Z ramienia KGP sprawę ma nadzorować zastępca komendanta głównego, insp. Andrzej Szymczyk - dowiedział się portal tvn24.pl. Informację potwierdził komendant główny, insp. Zbigniew Maj. Skąd ta decyzja? Jak ustalił portal, chodzi o to, że kryminalni z Poznania nie odnaleźli ciała Ewy.
Jak dowiedziała się z kolei "Gazeta Wyborcza", policja ma w sobotę wznowić poszukiwania ciała dziewczyny.
Szef wielkopolskiej policji Rafał Batkowski deklarował w czwartek, że funkcjonariusze cały czas pracują nad rozwiązaniem sprawy, ale nie mają na razie pewności co do przebiegu wydarzeń.
Brat dziewczyny apeluje z kolei w internecie o wsparcie finansowe. Deklaruje, że 30 tys. zł ma zostać przeznaczone na "ekspertyzę dna koryta rzeki Warty na odcinku 250 km"
Ewa Tylman zaginęła pod koniec listopada ubiegłego roku w centrum Poznania.

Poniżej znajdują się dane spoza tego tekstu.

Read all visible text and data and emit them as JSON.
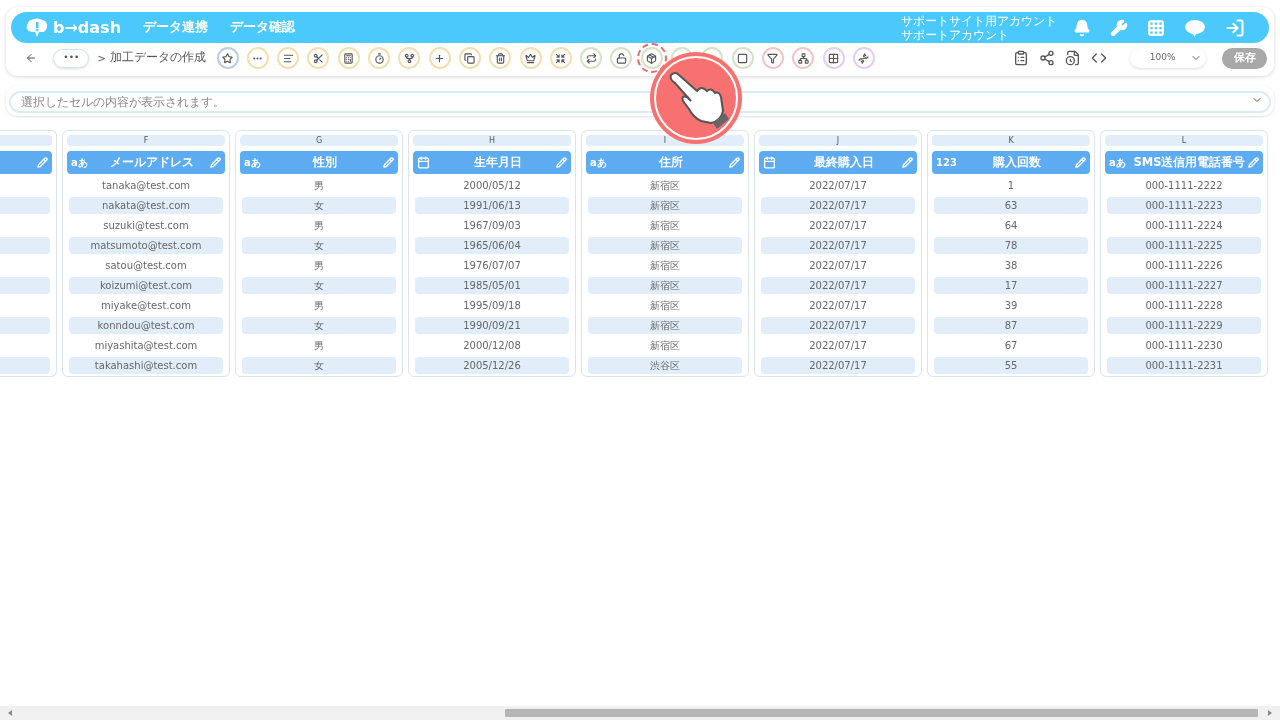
{
  "header": {
    "logo": "b→dash",
    "nav": [
      "データ連携",
      "データ確認"
    ],
    "account": [
      "サポートサイト用アカウント",
      "サポートアカウント"
    ]
  },
  "breadcrumb": {
    "more": "•••",
    "separator": ">",
    "title": "加工データの作成"
  },
  "toolbar": [
    {
      "color": "#b9cde6",
      "highlighted": false
    },
    {
      "color": "#f3dfb0",
      "highlighted": false
    },
    {
      "color": "#f3dfb0",
      "highlighted": false
    },
    {
      "color": "#f3dfb0",
      "highlighted": false
    },
    {
      "color": "#f3dfb0",
      "highlighted": false
    },
    {
      "color": "#f3dfb0",
      "highlighted": false
    },
    {
      "color": "#f3dfb0",
      "highlighted": false
    },
    {
      "color": "#f3dfb0",
      "highlighted": false
    },
    {
      "color": "#f3dfb0",
      "highlighted": false
    },
    {
      "color": "#f3dfb0",
      "highlighted": false
    },
    {
      "color": "#f3dfb0",
      "highlighted": false
    },
    {
      "color": "#f3dfb0",
      "highlighted": false
    },
    {
      "color": "#d6e2c6",
      "highlighted": false
    },
    {
      "color": "#d6e2c6",
      "highlighted": false
    },
    {
      "color": "#d6e2c6",
      "highlighted": true
    },
    {
      "color": "#d6e2c6",
      "highlighted": false
    },
    {
      "color": "#d6e2c6",
      "highlighted": false
    },
    {
      "color": "#d6e2c6",
      "highlighted": false
    },
    {
      "color": "#f3c6c6",
      "highlighted": false
    },
    {
      "color": "#f3c6c6",
      "highlighted": false
    },
    {
      "color": "#e7cdf3",
      "highlighted": false
    },
    {
      "color": "#e7cdf3",
      "highlighted": false
    }
  ],
  "zoom": {
    "value": "100%"
  },
  "save_button": {
    "label": "保存",
    "disabled": true
  },
  "cell_viewer": {
    "placeholder": "選択したセルの内容が表示されます。"
  },
  "columns": [
    {
      "letter": "F",
      "kind": "text",
      "type_label": "aあ",
      "name": "メールアドレス",
      "cells": [
        "tanaka@test.com",
        "nakata@test.com",
        "suzuki@test.com",
        "matsumoto@test.com",
        "satou@test.com",
        "koizumi@test.com",
        "miyake@test.com",
        "konndou@test.com",
        "miyashita@test.com",
        "takahashi@test.com"
      ]
    },
    {
      "letter": "G",
      "kind": "text",
      "type_label": "aあ",
      "name": "性別",
      "cells": [
        "男",
        "女",
        "男",
        "女",
        "男",
        "女",
        "男",
        "女",
        "男",
        "女"
      ]
    },
    {
      "letter": "H",
      "kind": "date",
      "name": "生年月日",
      "cells": [
        "2000/05/12",
        "1991/06/13",
        "1967/09/03",
        "1965/06/04",
        "1976/07/07",
        "1985/05/01",
        "1995/09/18",
        "1990/09/21",
        "2000/12/08",
        "2005/12/26"
      ]
    },
    {
      "letter": "I",
      "kind": "text",
      "type_label": "aあ",
      "name": "住所",
      "cells": [
        "新宿区",
        "新宿区",
        "新宿区",
        "新宿区",
        "新宿区",
        "新宿区",
        "新宿区",
        "新宿区",
        "新宿区",
        "渋谷区"
      ]
    },
    {
      "letter": "J",
      "kind": "date",
      "name": "最終購入日",
      "cells": [
        "2022/07/17",
        "2022/07/17",
        "2022/07/17",
        "2022/07/17",
        "2022/07/17",
        "2022/07/17",
        "2022/07/17",
        "2022/07/17",
        "2022/07/17",
        "2022/07/17"
      ]
    },
    {
      "letter": "K",
      "kind": "number",
      "type_label": "123",
      "name": "購入回数",
      "cells": [
        "1",
        "63",
        "64",
        "78",
        "38",
        "17",
        "39",
        "87",
        "67",
        "55"
      ]
    },
    {
      "letter": "L",
      "kind": "text",
      "type_label": "aあ",
      "name": "SMS送信用電話番号",
      "cells": [
        "000-1111-2222",
        "000-1111-2223",
        "000-1111-2224",
        "000-1111-2225",
        "000-1111-2226",
        "000-1111-2227",
        "000-1111-2228",
        "000-1111-2229",
        "000-1111-2230",
        "000-1111-2231"
      ]
    }
  ]
}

Po raz ostatni monitoring zarejestrował ją w okolicy mostu św. Rocha, gdy wracała z imprezy z kolegą z pracy, Adamem Z.
Z. usłyszał zarzut zabójstwa "z zamiarem ewentualnym". Oznacza to, że nie planował zabić, ale mógł przewidzieć, iż jego działania doprowadzą do śmierci.
Ciała dziewczyny, które - zdaniem śledczych - znajduje się w Warcie, nie odnaleziono.